As a caveat, that 38-42% is dependent on the cost of your product relative to the wholesale price you charge.

4.      You’re paying people who don’t build

One example of this is paying what we call ‘the lottery winner.’ For example, look at the graph below and ask the question, who really built this organization? Distributor A, B, C, or D?

Most people take one look at this graph and identify D as the distributor who did the work. Distributor A found a person who found a person who found a person who built a downline.

It’s easy for compensation plans to pay a lot of money to distributors A, B, and C. If those three distributors are earning fat commission checks on that organization, they’re lottery winners.

Look at the top earners in your distributor force and notice if their organizations look like this. Every company has lottery winners. Your plan needs to ensure that they’re paid an appropriate amount for their effort.

There are several ways that you can tweak your compensation plan to cut pay to lottery winners. This is something that companies that have been in business for a while need to be looking at. It’s a hard conversation. The people whose pay you cut will object. But you must remember, they aren’t the ones bringing in volume.

Lottery winners are just one type of distributor that sucks away compensation dollars from the people who are really building your company.

Conclusion

We believe in analytics. Without analytics you could never spot these warning signs. It’s a constant search to study out who are the people who are effectively building the business. You can’t just write your compensation plan and forget it. There is a real need to do ongoing, consistent analytics to identify people who you’re paying more or less than you should. You cannot effectively sort, group, and pay your distributors by intuition alone.

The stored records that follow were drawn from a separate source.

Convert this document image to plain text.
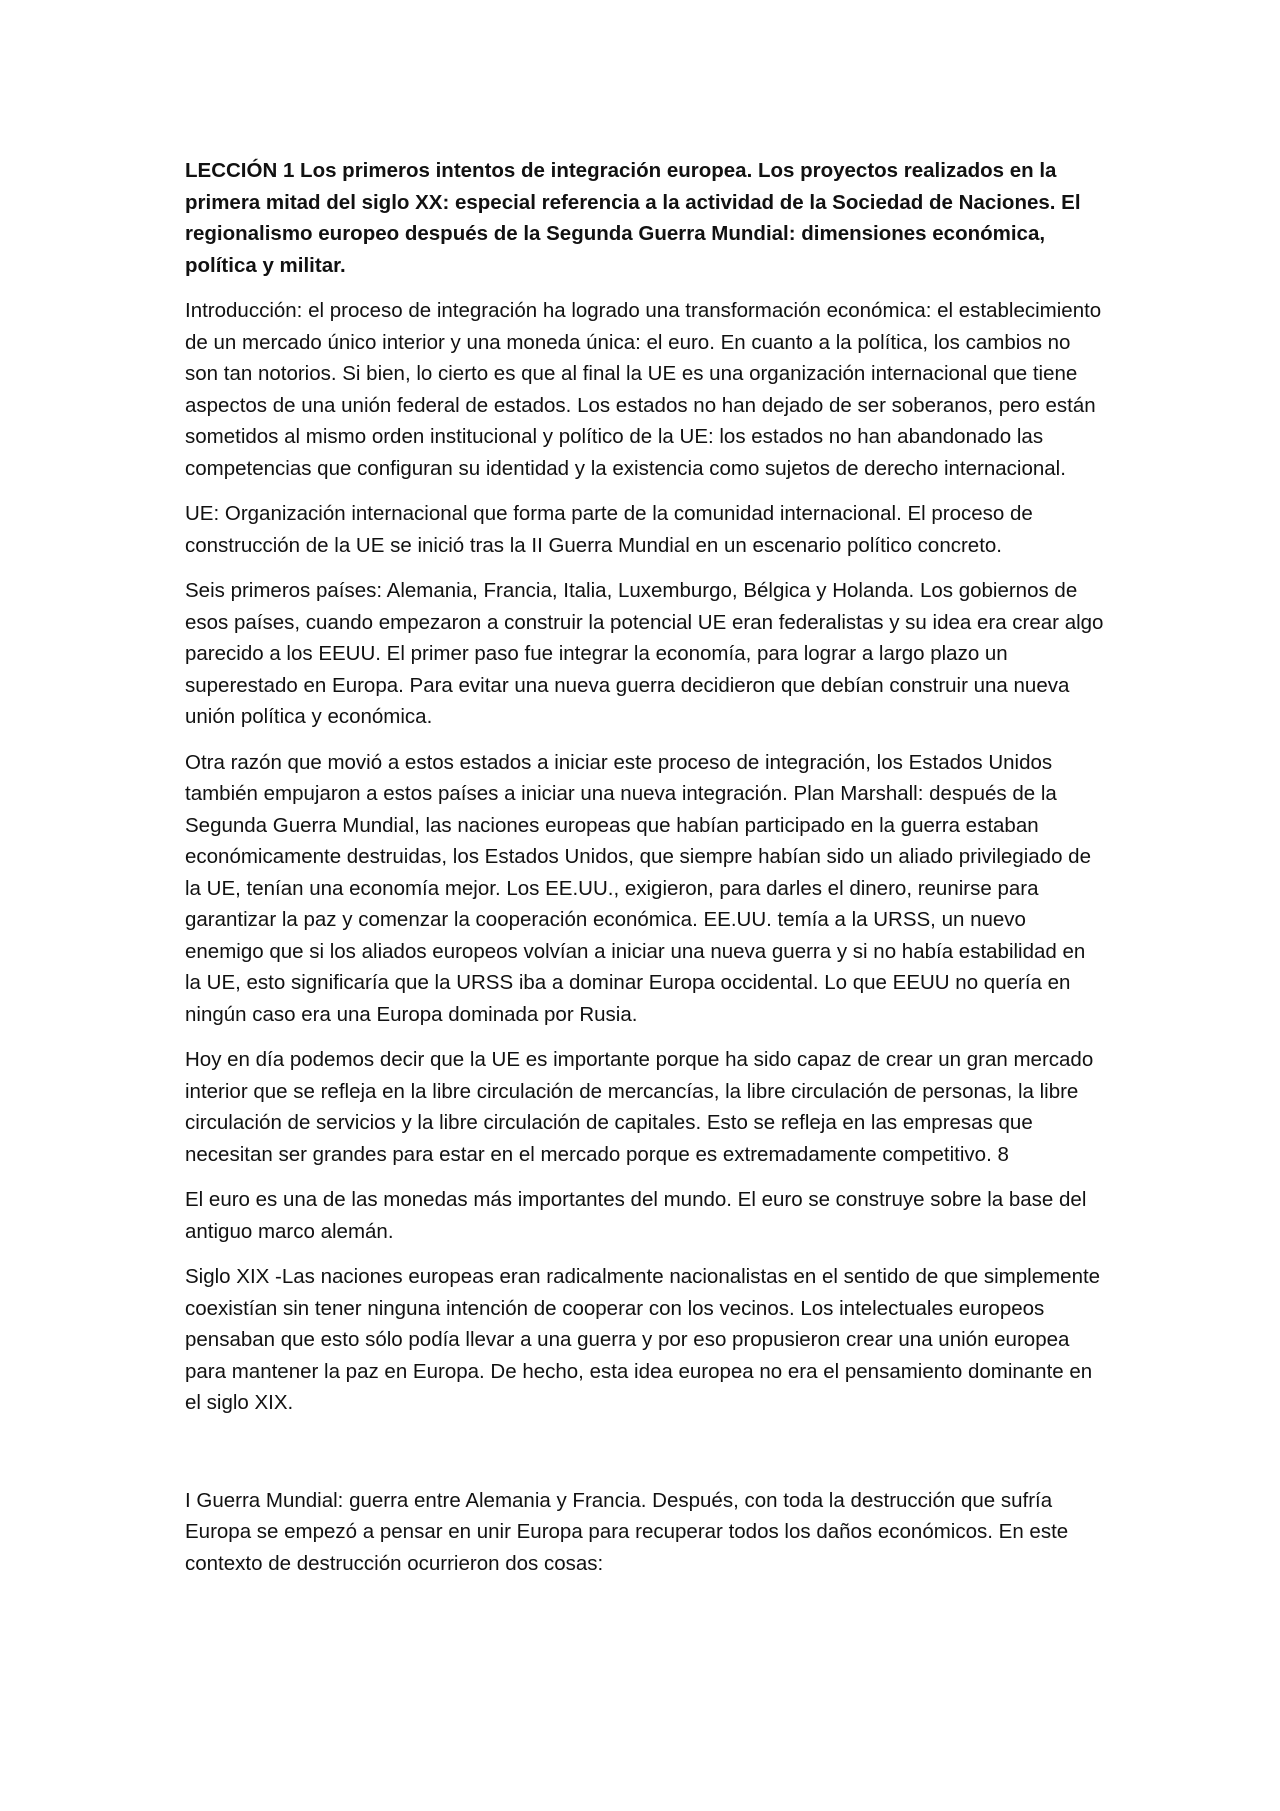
LECCIÓN 1 Los primeros intentos de integración europea. Los proyectos realizados en la primera mitad del siglo XX: especial referencia a la actividad de la Sociedad de Naciones. El regionalismo europeo después de la Segunda Guerra Mundial: dimensiones económica, política y militar.

Introducción: el proceso de integración ha logrado una transformación económica: el establecimiento de un mercado único interior y una moneda única: el euro. En cuanto a la política, los cambios no son tan notorios. Si bien, lo cierto es que al final la UE es una organización internacional que tiene aspectos de una unión federal de estados. Los estados no han dejado de ser soberanos, pero están sometidos al mismo orden institucional y político de la UE: los estados no han abandonado las competencias que configuran su identidad y la existencia como sujetos de derecho internacional.

UE: Organización internacional que forma parte de la comunidad internacional. El proceso de construcción de la UE se inició tras la II Guerra Mundial en un escenario político concreto.

Seis primeros países: Alemania, Francia, Italia, Luxemburgo, Bélgica y Holanda. Los gobiernos de esos países, cuando empezaron a construir la potencial UE eran federalistas y su idea era crear algo parecido a los EEUU. El primer paso fue integrar la economía, para lograr a largo plazo un superestado en Europa. Para evitar una nueva guerra decidieron que debían construir una nueva unión política y económica.

Otra razón que movió a estos estados a iniciar este proceso de integración, los Estados Unidos también empujaron a estos países a iniciar una nueva integración. Plan Marshall: después de la Segunda Guerra Mundial, las naciones europeas que habían participado en la guerra estaban económicamente destruidas, los Estados Unidos, que siempre habían sido un aliado privilegiado de la UE, tenían una economía mejor. Los EE.UU., exigieron, para darles el dinero, reunirse para garantizar la paz y comenzar la cooperación económica. EE.UU. temía a la URSS, un nuevo enemigo que si los aliados europeos volvían a iniciar una nueva guerra y si no había estabilidad en la UE, esto significaría que la URSS iba a dominar Europa occidental. Lo que EEUU no quería en ningún caso era una Europa dominada por Rusia.

Hoy en día podemos decir que la UE es importante porque ha sido capaz de crear un gran mercado interior que se refleja en la libre circulación de mercancías, la libre circulación de personas, la libre circulación de servicios y la libre circulación de capitales. Esto se refleja en las empresas que necesitan ser grandes para estar en el mercado porque es extremadamente competitivo. 8

El euro es una de las monedas más importantes del mundo. El euro se construye sobre la base del antiguo marco alemán.

Siglo XIX -Las naciones europeas eran radicalmente nacionalistas en el sentido de que simplemente coexistían sin tener ninguna intención de cooperar con los vecinos. Los intelectuales europeos pensaban que esto sólo podía llevar a una guerra y por eso propusieron crear una unión europea para mantener la paz en Europa. De hecho, esta idea europea no era el pensamiento dominante en el siglo XIX.

I Guerra Mundial: guerra entre Alemania y Francia. Después, con toda la destrucción que sufría Europa se empezó a pensar en unir Europa para recuperar todos los daños económicos. En este contexto de destrucción ocurrieron dos cosas:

You must look at the data.

When you work with the analytics, you can address all these warning signs, but you can also do much more. You can identify up and coming distributors and focus time on them. You can find distributors who are working hard but doing the wrong things and thus not getting paid. In a sentence, you can tighten up your plan to get the most value for the money.

We say it all the time: your compensation plan is the single biggest expense your company pays. Make sure you make it count.